The vision tower has its own self-contained weight tree and is small (~333 tensors in 2 shards, hidden_size 1152 vs LM's 5120). For Stage A specifically (vision-tower-only smoke), we don't need a smaller iteration model — we can:

  • Build the Rust VisionTower struct against the spec above.
  • Run unit tests with random tensor weights matching the exact shapes → assert forward produces correct output shape with finite values.
  • Optionally: a CUDA-integration test that loads just the 2 vision shards from beast's cache (or on a smaller GPU like quadbrat's Ampere) and runs encode on a real image.
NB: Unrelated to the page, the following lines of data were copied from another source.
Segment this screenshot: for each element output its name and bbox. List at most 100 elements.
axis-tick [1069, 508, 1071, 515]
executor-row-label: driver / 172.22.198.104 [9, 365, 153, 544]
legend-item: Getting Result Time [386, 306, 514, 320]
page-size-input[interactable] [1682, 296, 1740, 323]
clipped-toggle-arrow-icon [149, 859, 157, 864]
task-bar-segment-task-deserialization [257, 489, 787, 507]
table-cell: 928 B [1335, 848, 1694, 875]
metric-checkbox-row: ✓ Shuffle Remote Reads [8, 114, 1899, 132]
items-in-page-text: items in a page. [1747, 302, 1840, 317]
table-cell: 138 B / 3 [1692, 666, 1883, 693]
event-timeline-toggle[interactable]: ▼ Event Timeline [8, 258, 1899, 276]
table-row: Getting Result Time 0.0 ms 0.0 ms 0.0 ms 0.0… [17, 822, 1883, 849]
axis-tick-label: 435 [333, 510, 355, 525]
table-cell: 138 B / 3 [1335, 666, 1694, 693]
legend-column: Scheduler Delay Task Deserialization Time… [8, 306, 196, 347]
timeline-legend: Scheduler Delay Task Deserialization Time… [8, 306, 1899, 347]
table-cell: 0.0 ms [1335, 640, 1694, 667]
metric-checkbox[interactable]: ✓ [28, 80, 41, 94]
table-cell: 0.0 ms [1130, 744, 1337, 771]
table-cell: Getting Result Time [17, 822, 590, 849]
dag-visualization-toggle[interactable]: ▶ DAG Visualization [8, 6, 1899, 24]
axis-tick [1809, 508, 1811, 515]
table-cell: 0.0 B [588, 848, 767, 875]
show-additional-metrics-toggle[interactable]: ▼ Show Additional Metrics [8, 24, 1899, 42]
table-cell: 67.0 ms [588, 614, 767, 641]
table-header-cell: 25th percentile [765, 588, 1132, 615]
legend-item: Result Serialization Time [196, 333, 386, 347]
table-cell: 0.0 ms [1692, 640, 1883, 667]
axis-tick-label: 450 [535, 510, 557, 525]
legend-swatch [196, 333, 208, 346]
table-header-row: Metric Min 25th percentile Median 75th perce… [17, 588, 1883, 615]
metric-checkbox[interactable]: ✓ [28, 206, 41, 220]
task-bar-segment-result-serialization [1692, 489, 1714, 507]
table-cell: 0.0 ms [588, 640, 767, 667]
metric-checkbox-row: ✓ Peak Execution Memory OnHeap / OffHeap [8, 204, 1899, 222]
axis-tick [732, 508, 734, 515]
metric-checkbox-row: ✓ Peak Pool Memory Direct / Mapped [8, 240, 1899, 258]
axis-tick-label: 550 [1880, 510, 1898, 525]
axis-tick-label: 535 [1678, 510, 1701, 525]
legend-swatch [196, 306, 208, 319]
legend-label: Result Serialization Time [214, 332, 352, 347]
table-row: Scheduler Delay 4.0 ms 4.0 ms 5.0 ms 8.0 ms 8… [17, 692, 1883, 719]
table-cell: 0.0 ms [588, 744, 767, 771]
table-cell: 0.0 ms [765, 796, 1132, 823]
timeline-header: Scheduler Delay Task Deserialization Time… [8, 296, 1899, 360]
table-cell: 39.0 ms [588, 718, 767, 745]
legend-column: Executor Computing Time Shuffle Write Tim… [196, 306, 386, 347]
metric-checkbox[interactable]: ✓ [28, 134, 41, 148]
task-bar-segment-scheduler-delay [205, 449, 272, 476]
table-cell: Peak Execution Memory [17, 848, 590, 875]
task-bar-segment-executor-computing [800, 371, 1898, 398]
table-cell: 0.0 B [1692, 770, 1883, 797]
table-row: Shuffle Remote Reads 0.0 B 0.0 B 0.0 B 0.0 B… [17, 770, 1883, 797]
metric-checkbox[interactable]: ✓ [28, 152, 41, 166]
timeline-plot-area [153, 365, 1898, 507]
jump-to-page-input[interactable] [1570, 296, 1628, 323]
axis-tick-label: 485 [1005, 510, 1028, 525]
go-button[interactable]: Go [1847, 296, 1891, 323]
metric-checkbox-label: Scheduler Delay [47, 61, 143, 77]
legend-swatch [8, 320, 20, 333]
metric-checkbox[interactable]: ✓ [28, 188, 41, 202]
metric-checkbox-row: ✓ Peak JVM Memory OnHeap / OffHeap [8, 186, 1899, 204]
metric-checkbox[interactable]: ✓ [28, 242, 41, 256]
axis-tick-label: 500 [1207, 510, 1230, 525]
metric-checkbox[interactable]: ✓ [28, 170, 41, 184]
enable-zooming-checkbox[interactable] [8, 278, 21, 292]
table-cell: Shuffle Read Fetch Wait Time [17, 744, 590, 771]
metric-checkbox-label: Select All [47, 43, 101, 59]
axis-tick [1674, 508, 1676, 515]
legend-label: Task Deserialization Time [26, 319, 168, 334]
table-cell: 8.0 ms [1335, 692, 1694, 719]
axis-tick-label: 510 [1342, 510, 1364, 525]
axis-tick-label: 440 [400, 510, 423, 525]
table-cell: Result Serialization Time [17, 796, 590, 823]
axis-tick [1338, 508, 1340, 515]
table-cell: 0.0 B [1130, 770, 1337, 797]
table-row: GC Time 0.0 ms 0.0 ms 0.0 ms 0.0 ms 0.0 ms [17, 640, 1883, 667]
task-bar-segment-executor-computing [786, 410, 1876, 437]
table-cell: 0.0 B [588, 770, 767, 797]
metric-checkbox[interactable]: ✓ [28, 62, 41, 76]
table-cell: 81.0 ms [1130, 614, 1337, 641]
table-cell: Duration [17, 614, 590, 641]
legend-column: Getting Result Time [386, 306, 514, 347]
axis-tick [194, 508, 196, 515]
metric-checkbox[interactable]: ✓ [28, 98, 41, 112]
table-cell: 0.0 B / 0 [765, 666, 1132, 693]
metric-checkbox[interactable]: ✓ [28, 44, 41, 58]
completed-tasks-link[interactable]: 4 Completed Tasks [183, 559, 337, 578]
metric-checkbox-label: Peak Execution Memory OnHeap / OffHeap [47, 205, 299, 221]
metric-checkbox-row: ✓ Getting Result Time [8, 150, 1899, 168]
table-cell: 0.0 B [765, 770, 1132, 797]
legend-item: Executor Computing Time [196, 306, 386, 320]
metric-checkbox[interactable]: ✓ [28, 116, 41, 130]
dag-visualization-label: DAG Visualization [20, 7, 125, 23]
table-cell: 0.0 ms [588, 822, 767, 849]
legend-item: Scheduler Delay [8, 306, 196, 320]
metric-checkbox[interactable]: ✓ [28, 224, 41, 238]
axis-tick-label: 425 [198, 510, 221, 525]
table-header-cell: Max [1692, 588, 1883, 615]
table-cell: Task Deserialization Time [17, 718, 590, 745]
Doesn't require loading the 27B LM at all.

This sidesteps the "develop against a smaller VL model" question for Stage A. Stage B (LM splice → end-to-end chat with vision) is where iteration speed becomes pressing; revisit there. The default scope pick 2a (smaller iteration model) is therefore deferred to Stage B planning — issue #13 covers deployment validation regardless.

Concrete Stage A1+ inputs

  • Add deps to crates/neuron/Cargo.toml:
    • image = "0.25"
    • base64 = "0.22"
  • Stage A2 preprocessor target resolution (fixed): 448×448 → 28×28 patches → 14×14 = 196 image tokens per image. This balances minimum-patch-count for cheap tests against the model's expected input range.
  • Stage A3 module structure: one VisionTower struct holding patch_embed: Conv2d, pos_embed: Embedding, blocks: Vec<VisionBlock>, merger: Merger. VisionBlock carries norm1, norm2, attn, mlp. Hand-roll using candle primitives.
  • Stage A4 weight loading: extend Qwen3_5ForCausalLM::new() to construct Some(VisionTower::new(vb.pp("model.visual"), config)) when vision_config is present in the parsed config.
  • Stage A5 worker job: Job::EncodeImage { handle, patches: Vec<f32>, patch_shape: (usize, usize, usize, usize, usize), reply: oneshot<Result<Vec<f32>>> }. Patch shape = (N, C, T, H, W) where T=1 for static images.

What this doc does NOT settle (deferred to issues)

  • Numerical correctness of VisionTower output vs Python transformers → issue #15.
  • Variable image resolution → issue #14.
  • TP-vision (multi-rank vision tower) → issue #12.
  • 27B production deployment → issue #13.